Dunlop Cup

Tournament information
- Established: 1909
- Final year: 1912

Final champion
- Robert Thomson

= Dunlop Cup (Scotland) =

The Dunlop Cup was a professional golf tournament played annually in Scotland from 1909 to 1912.

==History==
Entry was restricted to PGA members of the Scottish section and other professionals attached to a Scottish club. Prize money was £25, with £20 for the winner and £5 for the runner-up. The cup became the permanent property of any player who won it three times or two years in succession.

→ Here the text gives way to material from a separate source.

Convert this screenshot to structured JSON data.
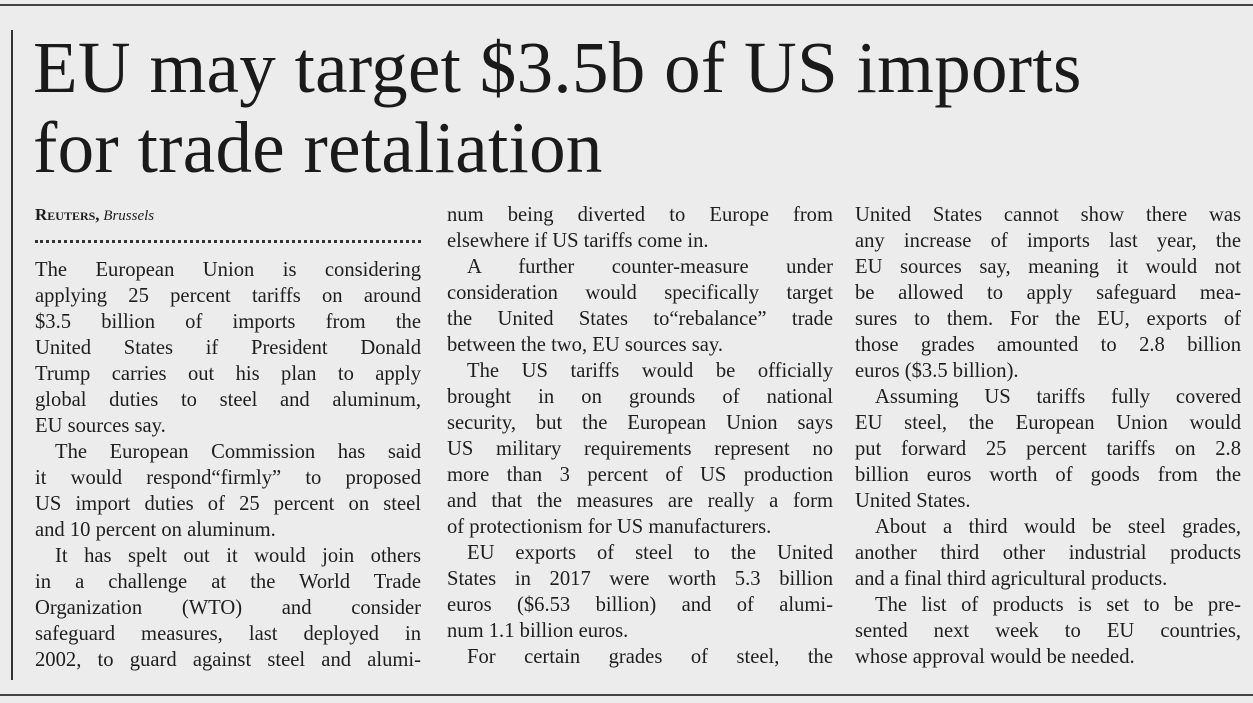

Robert Thomson won in 1911 and 1912, so he won the cup outright. The event was played either the day after or the day before the Scottish qualifying for the News of the World Match Play.

==Winners==

| Year | Winner | Country | Venue | Score | Margin of victory | Runner(s)-up | Winner's share (£) | Ref |
|---|---|---|---|---|---|---|---|---|
| 1909 | Willie Binnie | Scotland | Burntisland | 144 | 7 strokes | SCO Davie Watt | 20 |  |
| 1910 | David Kinnell | Scotland | Troon Municipal | 147 | Playoff | SCO Tom Fernie SCO Robert Thomson | 20 |  |
| 1911 | Robert Thomson | Scotland | Elie | 148 | 5 strokes | SCO George Smith | 20 |  |
| 1912 | Robert Thomson | Scotland | North Berwick | 143 | 5 strokes | SCO Willie Watt | 20 |  |

In 1910, there was an 18-hole playoff on the following day. Kinnell scored 75, Fernie 76, and Thomson 79. Fernie took the second prize of £5.